Durgin was also involved in bypassing another promise made in order to get the code passed.

At the December 14, 2004 meeting, before the vote was taken, Supervisor Paul Newman moved to form a work group (the Supervisors, Planning & Zoning staff, County Attorney staff, building code experts, builders and developers, and members of the public) to develop a recommendation on how to implement the code in "Phases 2 and 3," areas not close to Sierra Vista.  Newman's motion got no second.  According to the minutes, Supervisor Patrick Call "agreed with the merit of a review to study Phase 1 before the implementation of Phases 2 and 3 but did not feel that the Resolution needed to be amended.  He made a motion to keep the motion on the table in place but add a six-month review and evaluation process before the implementation of Phases 2 and 3. Supervisor Newman seconded the motion.  During discussion Mr.

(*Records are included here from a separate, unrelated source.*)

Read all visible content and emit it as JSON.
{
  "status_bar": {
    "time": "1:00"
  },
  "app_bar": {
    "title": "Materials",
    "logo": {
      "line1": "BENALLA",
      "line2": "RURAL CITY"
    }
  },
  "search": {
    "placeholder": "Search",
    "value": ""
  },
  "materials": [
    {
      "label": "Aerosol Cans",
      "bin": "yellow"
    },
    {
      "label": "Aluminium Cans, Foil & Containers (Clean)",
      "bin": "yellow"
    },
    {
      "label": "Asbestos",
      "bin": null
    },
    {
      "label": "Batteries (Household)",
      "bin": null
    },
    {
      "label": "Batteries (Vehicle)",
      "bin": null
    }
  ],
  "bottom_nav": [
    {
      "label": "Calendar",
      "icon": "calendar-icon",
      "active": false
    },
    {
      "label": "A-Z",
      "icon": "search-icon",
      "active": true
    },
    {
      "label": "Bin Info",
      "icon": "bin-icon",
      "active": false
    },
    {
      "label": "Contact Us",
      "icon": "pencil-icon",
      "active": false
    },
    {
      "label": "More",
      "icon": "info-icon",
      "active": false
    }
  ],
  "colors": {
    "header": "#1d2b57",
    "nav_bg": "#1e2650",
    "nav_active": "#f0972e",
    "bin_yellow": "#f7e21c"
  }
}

Vlahovich stated that although he hoped six months would be sufficient time for his department to collect data for review, he would be more comfortable with nine months before the review and evaluation.  Chairman Call then changed the time frame to nine months."  That's the motion that was passed.

"Phase 2" was to begin on April 1, 2006, but on March 28, the Supervisors voted to delay Phase 2 because no evaluation had been carried out.  In the interim, the Supervisors set an in-house report by the Planning Department for April 18.  Ron Durgin was chosen by the Department to deliver the in-house report.

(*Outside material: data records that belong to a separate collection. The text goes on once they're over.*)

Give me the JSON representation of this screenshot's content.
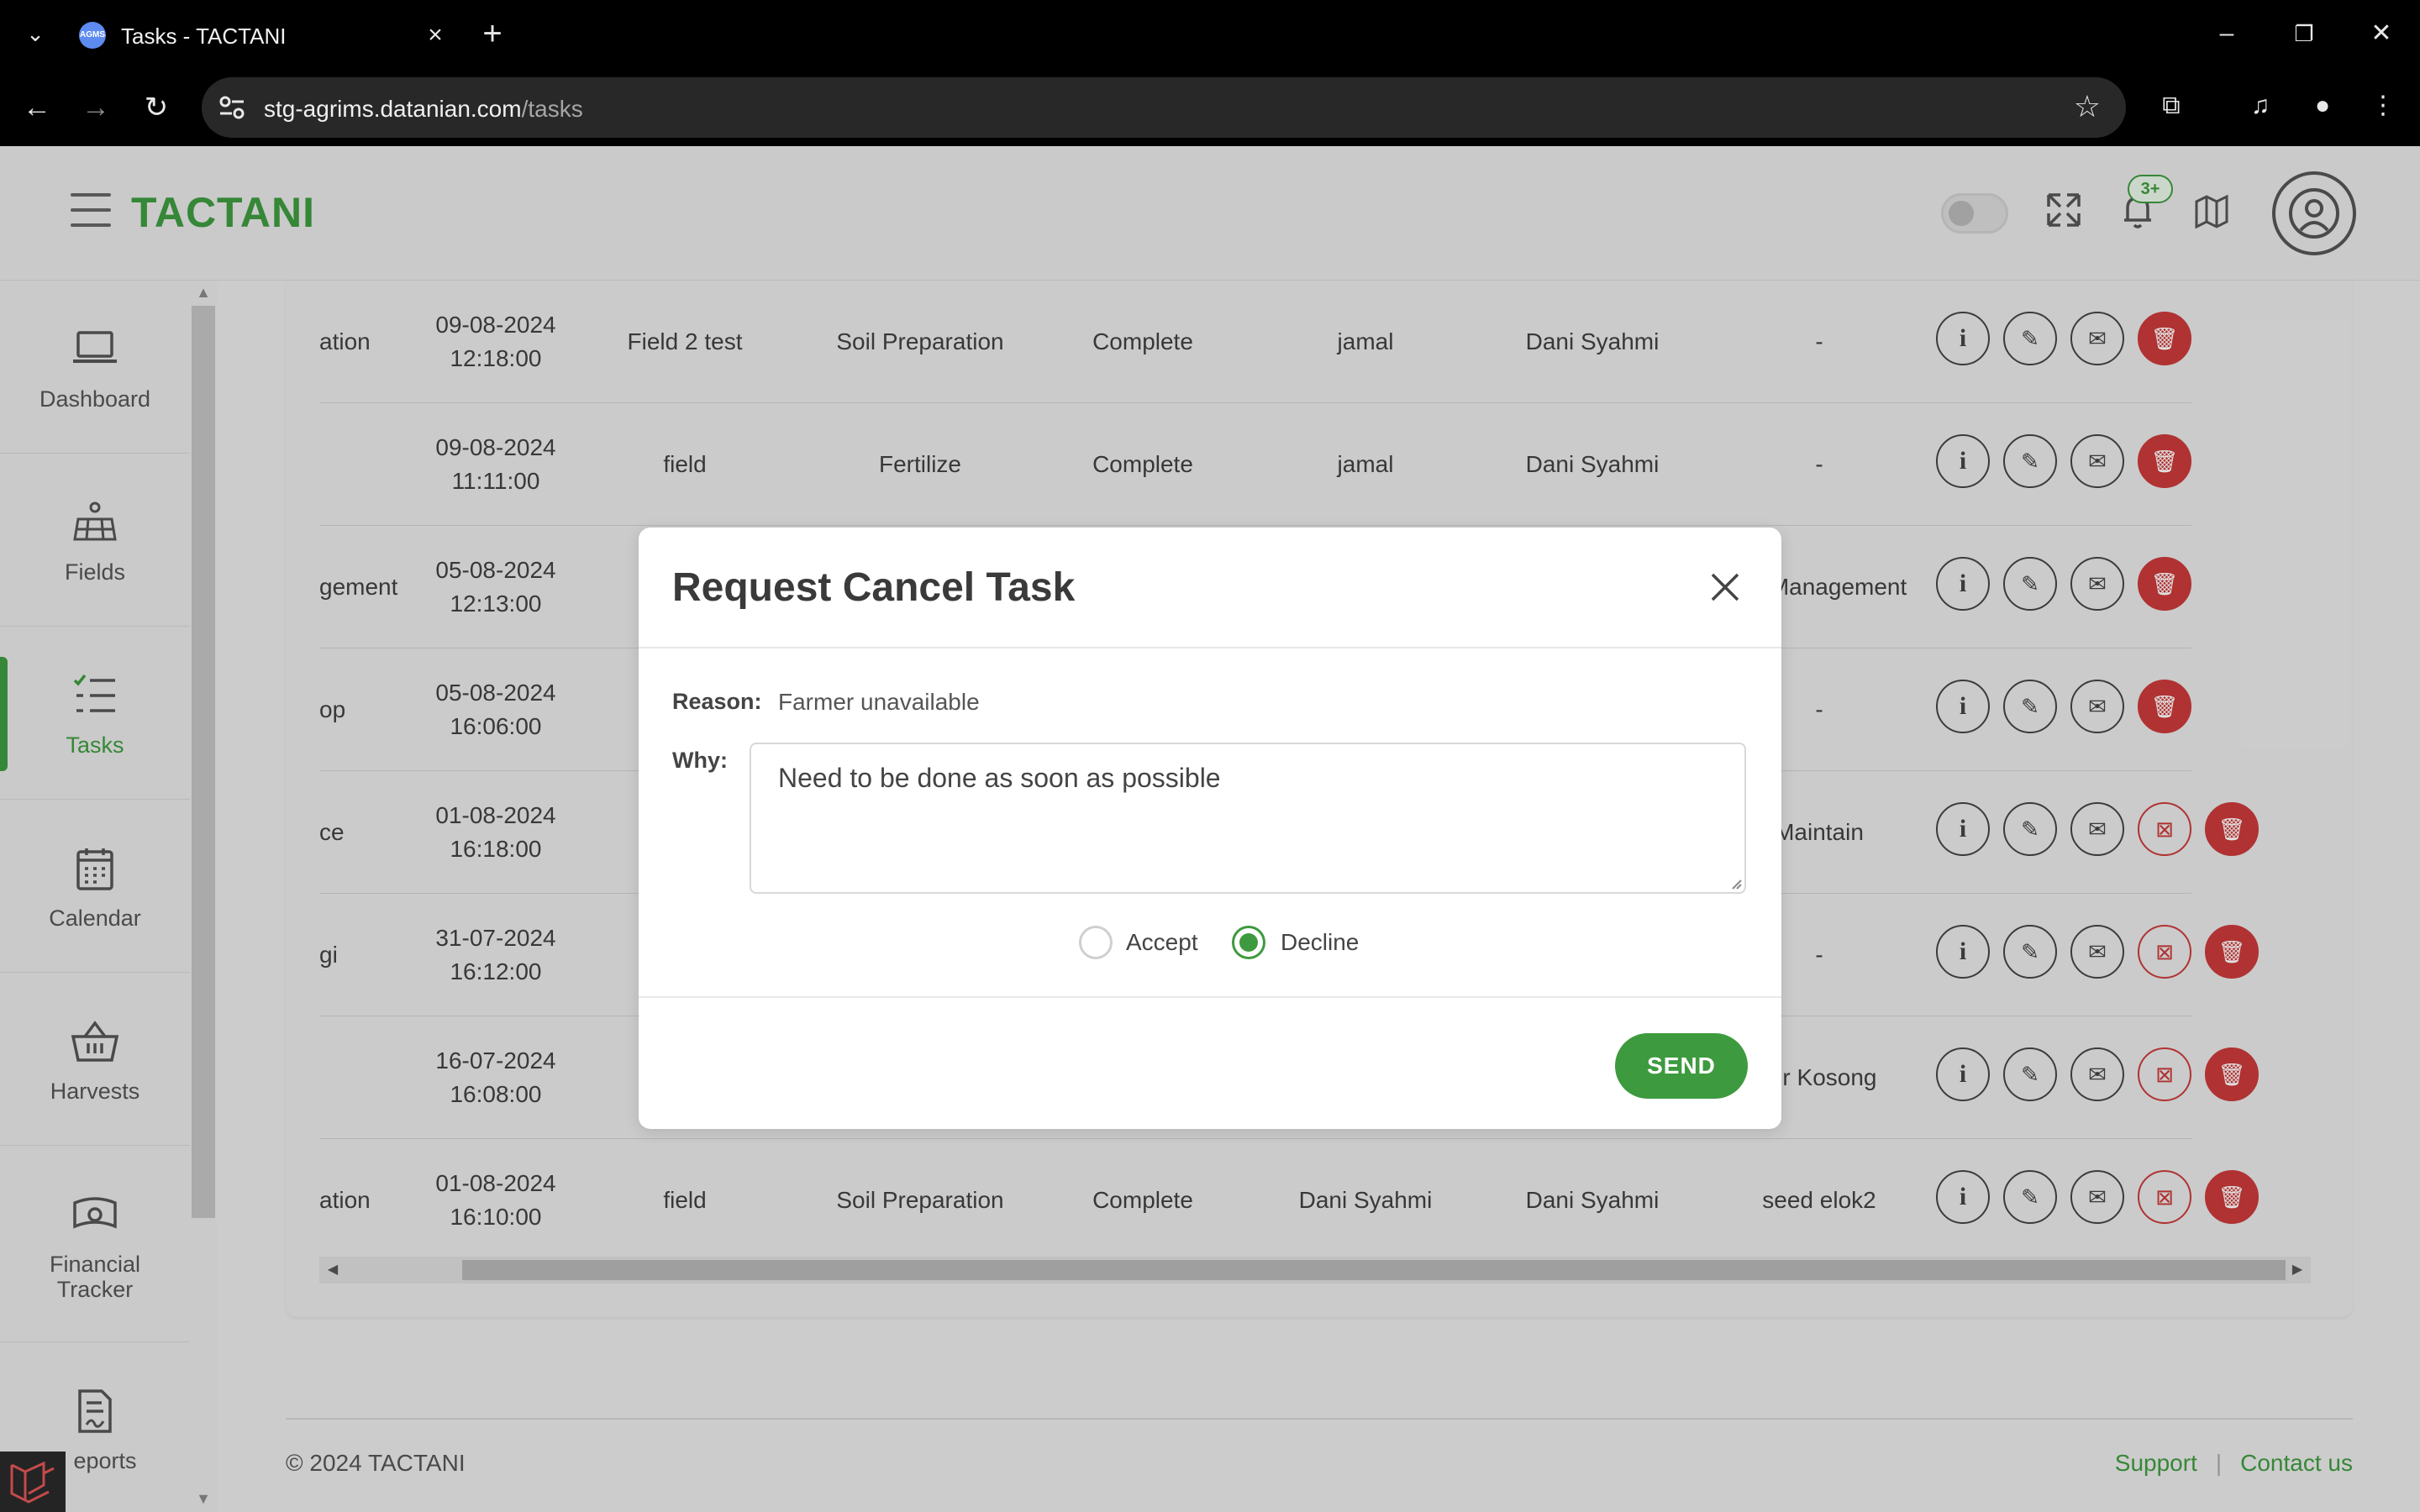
{
  "browser": {
    "tab_title": "Tasks - TACTANI",
    "favicon_text": "AGMS",
    "url_domain": "stg-agrims.datanian.com",
    "url_path": "/tasks"
  },
  "app": {
    "brand": "TACTANI",
    "notification_count": "3+"
  },
  "sidebar": {
    "items": [
      {
        "label": "Dashboard",
        "icon": "laptop-icon"
      },
      {
        "label": "Fields",
        "icon": "field-icon"
      },
      {
        "label": "Tasks",
        "icon": "tasks-icon",
        "active": true
      },
      {
        "label": "Calendar",
        "icon": "calendar-icon"
      },
      {
        "label": "Harvests",
        "icon": "basket-icon"
      },
      {
        "label": "Financial Tracker",
        "icon": "money-icon"
      },
      {
        "label": "eports",
        "icon": "report-icon"
      }
    ]
  },
  "table": {
    "rows": [
      {
        "c0": "ation",
        "date": "09-08-2024",
        "time": "12:18:00",
        "field": "Field 2 test",
        "type": "Soil Preparation",
        "status": "Complete",
        "assigned": "jamal",
        "by": "Dani Syahmi",
        "note": "-",
        "has_cancel": false
      },
      {
        "c0": "",
        "date": "09-08-2024",
        "time": "11:11:00",
        "field": "field",
        "type": "Fertilize",
        "status": "Complete",
        "assigned": "jamal",
        "by": "Dani Syahmi",
        "note": "-",
        "has_cancel": false
      },
      {
        "c0": "gement",
        "date": "05-08-2024",
        "time": "12:13:00",
        "field": "",
        "type": "",
        "status": "",
        "assigned": "",
        "by": "",
        "note": "est Management",
        "has_cancel": false
      },
      {
        "c0": "op",
        "date": "05-08-2024",
        "time": "16:06:00",
        "field": "",
        "type": "",
        "status": "",
        "assigned": "",
        "by": "",
        "note": "-",
        "has_cancel": false
      },
      {
        "c0": "ce",
        "date": "01-08-2024",
        "time": "16:18:00",
        "field": "",
        "type": "",
        "status": "",
        "assigned": "",
        "by": "",
        "note": "Maintain",
        "has_cancel": true
      },
      {
        "c0": "gi",
        "date": "31-07-2024",
        "time": "16:12:00",
        "field": "",
        "type": "",
        "status": "",
        "assigned": "",
        "by": "",
        "note": "-",
        "has_cancel": true
      },
      {
        "c0": "",
        "date": "16-07-2024",
        "time": "16:08:00",
        "field": "",
        "type": "",
        "status": "",
        "assigned": "",
        "by": "",
        "note": "Air Kosong",
        "has_cancel": true
      },
      {
        "c0": "ation",
        "date": "01-08-2024",
        "time": "16:10:00",
        "field": "field",
        "type": "Soil Preparation",
        "status": "Complete",
        "assigned": "Dani Syahmi",
        "by": "Dani Syahmi",
        "note": "seed elok2",
        "has_cancel": true
      }
    ]
  },
  "modal": {
    "title": "Request Cancel Task",
    "reason_label": "Reason:",
    "reason_value": "Farmer unavailable",
    "why_label": "Why:",
    "why_value": "Need to be done as soon as possible",
    "accept_label": "Accept",
    "decline_label": "Decline",
    "selected": "Decline",
    "send_label": "SEND"
  },
  "footer": {
    "copyright": "© 2024 TACTANI",
    "support": "Support",
    "contact": "Contact us"
  },
  "colors": {
    "brand": "#3e9a3f",
    "danger": "#c93a3a"
  }
}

Durgin, during this period, appeared very solicitous of pro-code groups like the Southeast Arizona Contractors Association ("SACA").  On March 1, Durgin emailed Lynn Mattingly, the chairman of a SACA committee, saying "I will list some of the highlights of the regulation below in the hopes of bringing you and the members of SACA up to speed on where this issue has gone since we last presented it to the group," "let me know if you have any questions or concerns that I can help with," "I will also be available at your March 15th General Meeting to answer any questions ... on the new regulation," and "this would not be presented to the Board of Supervisors until April 18th, allowing time for input from the SACA members if needed."

Durgin's work with SACA was not completely out in the open.  Durgin sent copies of his email to other SACA members, Judy Anderson, James Vlahovich, and Supervisor Call.  But Durgin didn't send copies to Supervisors Richard Searle or Paul Newman.  On March 8, Mattingly answered Durgin, with copies to Anderson and SACA members.  But Mattingly didn't send copies to Searle or Newman.

When Durgin delivered the April 18, 2006 interim report, it did not address any of the promises, including his own, that were made in order to get the code passed.  His report merely claimed that the code was collecting enough fees to pay the salaries of the people enforcing the code (including Durgin's own salary).  If the code program had been paying its own way, that would have satisfied a promise made in order to get the code adopted.  According to the minutes from December 14, 2004, Vlahovich said "the plan would pay for itself in about 3 years and only be subsidized by the General Fund for the start-up period."

But long after Durgin gave his in-house report, Judy Anderson, in another in-house report on August 17, 2007, produced data showing "building code" deficits of $216,000 for fiscal year 2004/5, $64,000 for 2005/6, and $252,000 for 2006/7.  The total deficit, over half a million dollars, was accruing even as Durgin reported that the code was paying its own way.

The Department did suggest making a request for the 2007/8 "building code" finances, and a request will be submitted for that and other information.  This article will be updated based on the county's response.

However, the Department expects to present the updated numbers for 2007/8 at a work session being prepared by -- Ron Durgin.  A work session prepared by a person evidently biased in favor of the code cannot substitute for an comprehensive review by the Supervisors, P&Z staff, County Attorney staff, building code experts, builders and developers, and members of the public.